If I had been let alone to form my notion of God, entirely from Holy Scripture, I feel, that with the assistance of his Holy Spirit it would have been far more easy for me to understand what he is, and how he governs the world, than to learn even the truths of his own Word, after the mind had become perverted by the opinions of others.
Oh that we could unlearn all these fallacies, and believe God to be what he is! Oh that we could come to Scripture, and there look into that glass which reflects his sacred image, and then receive him as he is, the all Wise, the all-Just, and yet the all- Gracious, and all-Loving Jehovah!
It is the man who knows himself lost, but desires to be saved, who is here declared to be met by God, and received with affectionate embraces.

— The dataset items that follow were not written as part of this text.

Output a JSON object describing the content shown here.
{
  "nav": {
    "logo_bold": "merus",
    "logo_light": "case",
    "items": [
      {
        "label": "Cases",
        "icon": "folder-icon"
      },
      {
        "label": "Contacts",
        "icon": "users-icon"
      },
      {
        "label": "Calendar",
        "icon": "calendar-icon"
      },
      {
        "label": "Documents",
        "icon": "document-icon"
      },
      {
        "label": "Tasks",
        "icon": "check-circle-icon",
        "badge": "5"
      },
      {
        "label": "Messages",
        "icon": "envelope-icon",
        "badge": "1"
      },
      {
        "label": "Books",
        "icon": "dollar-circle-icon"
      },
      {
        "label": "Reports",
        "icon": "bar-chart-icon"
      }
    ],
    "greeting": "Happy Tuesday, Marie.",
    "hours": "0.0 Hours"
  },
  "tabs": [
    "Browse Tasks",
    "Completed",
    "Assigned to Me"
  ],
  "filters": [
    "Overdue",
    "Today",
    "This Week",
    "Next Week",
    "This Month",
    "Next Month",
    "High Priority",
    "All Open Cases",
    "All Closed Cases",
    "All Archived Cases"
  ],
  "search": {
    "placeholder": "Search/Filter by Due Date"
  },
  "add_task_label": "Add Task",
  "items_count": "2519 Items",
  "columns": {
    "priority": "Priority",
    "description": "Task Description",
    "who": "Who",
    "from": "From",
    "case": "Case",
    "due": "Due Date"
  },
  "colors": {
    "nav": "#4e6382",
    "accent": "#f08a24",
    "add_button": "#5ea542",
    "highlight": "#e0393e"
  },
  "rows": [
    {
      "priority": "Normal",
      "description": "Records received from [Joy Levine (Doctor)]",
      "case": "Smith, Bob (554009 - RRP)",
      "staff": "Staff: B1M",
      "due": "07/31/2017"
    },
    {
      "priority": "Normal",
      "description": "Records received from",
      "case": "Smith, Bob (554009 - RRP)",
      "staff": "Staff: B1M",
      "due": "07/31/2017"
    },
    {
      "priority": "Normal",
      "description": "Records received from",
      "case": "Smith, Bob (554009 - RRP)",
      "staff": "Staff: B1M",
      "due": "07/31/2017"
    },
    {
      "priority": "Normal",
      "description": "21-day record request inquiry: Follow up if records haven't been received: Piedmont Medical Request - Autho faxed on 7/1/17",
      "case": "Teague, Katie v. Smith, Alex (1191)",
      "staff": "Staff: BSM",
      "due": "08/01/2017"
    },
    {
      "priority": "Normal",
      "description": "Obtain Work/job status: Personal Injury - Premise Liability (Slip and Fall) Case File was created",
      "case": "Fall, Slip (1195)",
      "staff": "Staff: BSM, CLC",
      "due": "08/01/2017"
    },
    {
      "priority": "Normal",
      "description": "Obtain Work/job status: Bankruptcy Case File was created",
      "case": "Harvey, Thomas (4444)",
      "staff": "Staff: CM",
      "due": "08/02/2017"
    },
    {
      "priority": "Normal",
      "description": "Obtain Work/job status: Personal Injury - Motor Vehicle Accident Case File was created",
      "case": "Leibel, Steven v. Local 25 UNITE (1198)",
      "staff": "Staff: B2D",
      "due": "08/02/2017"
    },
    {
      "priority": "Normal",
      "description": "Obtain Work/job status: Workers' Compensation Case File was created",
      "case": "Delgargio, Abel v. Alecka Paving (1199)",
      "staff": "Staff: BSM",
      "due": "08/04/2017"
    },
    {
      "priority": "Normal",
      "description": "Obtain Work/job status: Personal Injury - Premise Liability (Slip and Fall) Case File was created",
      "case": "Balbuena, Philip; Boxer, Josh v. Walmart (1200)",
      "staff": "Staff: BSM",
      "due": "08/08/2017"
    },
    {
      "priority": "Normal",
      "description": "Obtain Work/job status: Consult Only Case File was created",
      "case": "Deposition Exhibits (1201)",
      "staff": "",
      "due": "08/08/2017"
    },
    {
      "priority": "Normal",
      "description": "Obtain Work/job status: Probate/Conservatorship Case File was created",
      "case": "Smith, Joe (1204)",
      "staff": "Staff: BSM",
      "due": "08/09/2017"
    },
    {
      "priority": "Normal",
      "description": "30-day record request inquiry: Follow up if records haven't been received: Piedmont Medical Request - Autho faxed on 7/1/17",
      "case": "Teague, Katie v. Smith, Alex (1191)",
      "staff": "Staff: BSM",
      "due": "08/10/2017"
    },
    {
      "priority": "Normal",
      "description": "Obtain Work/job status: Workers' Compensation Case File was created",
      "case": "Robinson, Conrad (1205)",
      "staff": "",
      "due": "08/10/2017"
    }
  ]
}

So let God’s grace just open a window and let the light into a man’s soul, and he will stand astonished to see at what a distance he is from God.
Conscience tells every man that if he would be saved he must get rid of his sin. The Antinomian may possibly pretend to believe that men can be saved while they live in sin. but conscience will never allow any man to swallow so egregious a lie as that. I have not one person in this congregation who is not perfectly assured that if he is to be saved he must leave off his drunkenness and his vices.
It is singular that other men think they shall live for ever, but men convinced of sin, who seek a Savior, are afraid they shall not live another moment.
There was never a soul yet, that sincerely sought the Savior, who perished before he found him. No. the gates of death shall never shut on thee till the gates of grace have opened for thee; till Christ has washed thy sins away thou shalt never be baptized in Jordan’s flood. Thy life is secure, for this is God’s constant plan — he keeps his own elect alive till the day of his grace, and then he takes them to himself.
Sinner, let this be thy comfort, that God sees thee when thou beginnest to repent. He does not see thee with his usual gaze, with which he looks on all men, but he sees thee with an eye of intense interest. He has been looking on thee in all thy sin, and in all thy sorrow, hoping that thou wouldst repent; and now he sees the first gleam of grace, and he beholds it with joy.